Fun graphs on the change in educational attainment over time by state.
Teach for America keeps getting better.
Hailly Korman and Kelly Robson on the fragmentation between schools and social service agencies.
Max Marchitello on how Arizona keeps cutting teacher retirement benefits.
Bellwether has two new short briefs on charter schools in California, on special education and facilities. In particular, the special education brief addressed one common myth: That California charter schools enroll fewer special education students and thus force traditional school districts to carry a disproportionate burden for educating those students. As the brief outlines, California uses a regional, census-based model that shares special education costs across entities and helps address this problem:
This structural arrangement for special education upends the commonly held belief that charter schools, through a kind of selective enrollment, choose not to enroll their share of students with disabilities, and thereby overburden traditional school district budgets.
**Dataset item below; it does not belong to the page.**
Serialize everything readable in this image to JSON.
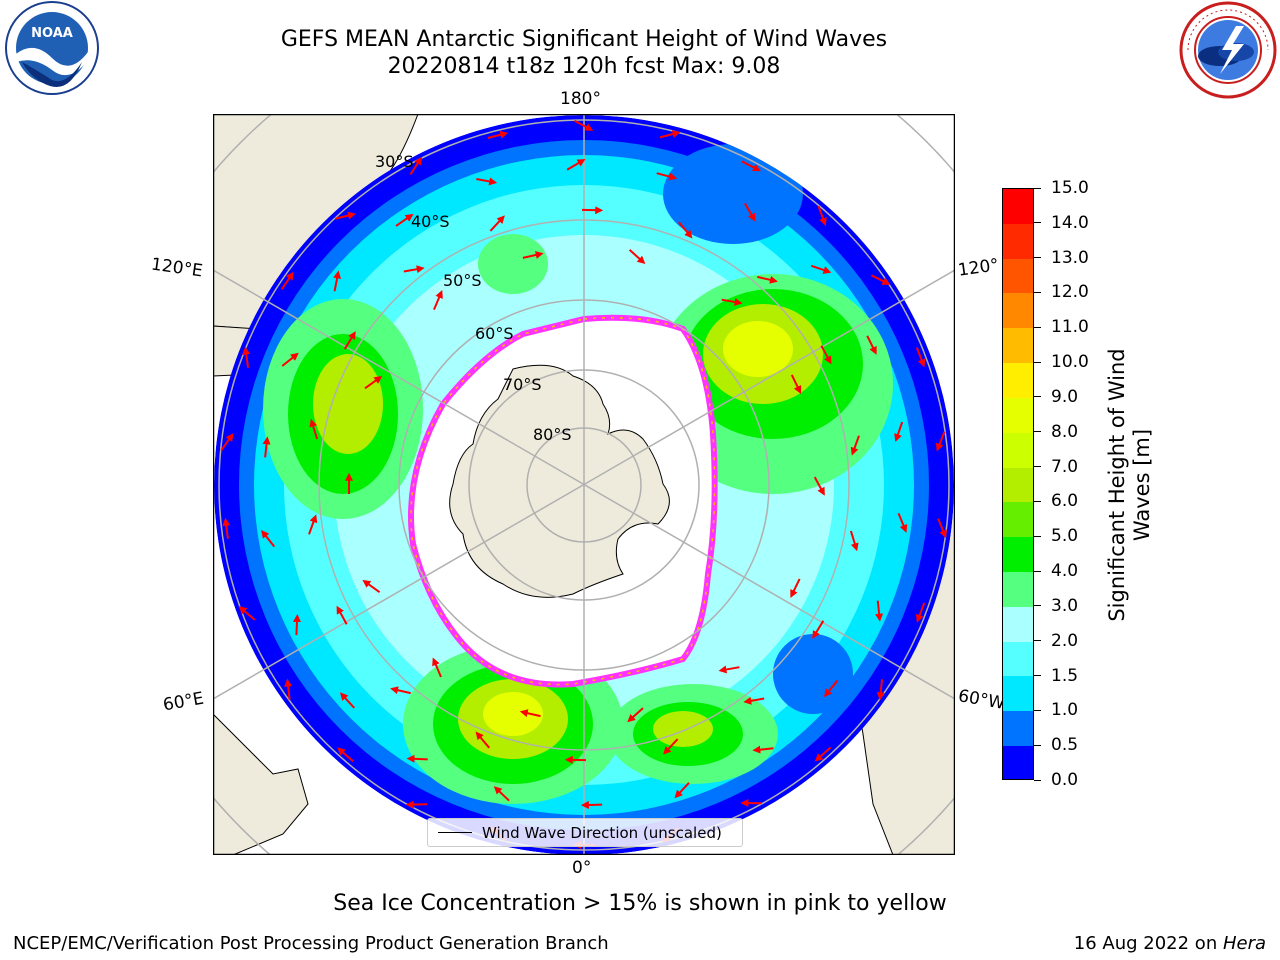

Instead, districts retain special education funding that is based on enrollment across both district and charter schools and determine how to best deploy those resources.
That funding arrangement system is still far from perfect, but it’s not as simple (or as bad) as the raw statistics might lead you to believe.
Today marks the 65th anniversary of Brown v. Board of Education. If you haven’t already, I recommend listening to Malcolm Gladwell’s podcast episode on the specific direction and argument the Court took in deciding the case, as well as the subsequent impact on black teachers.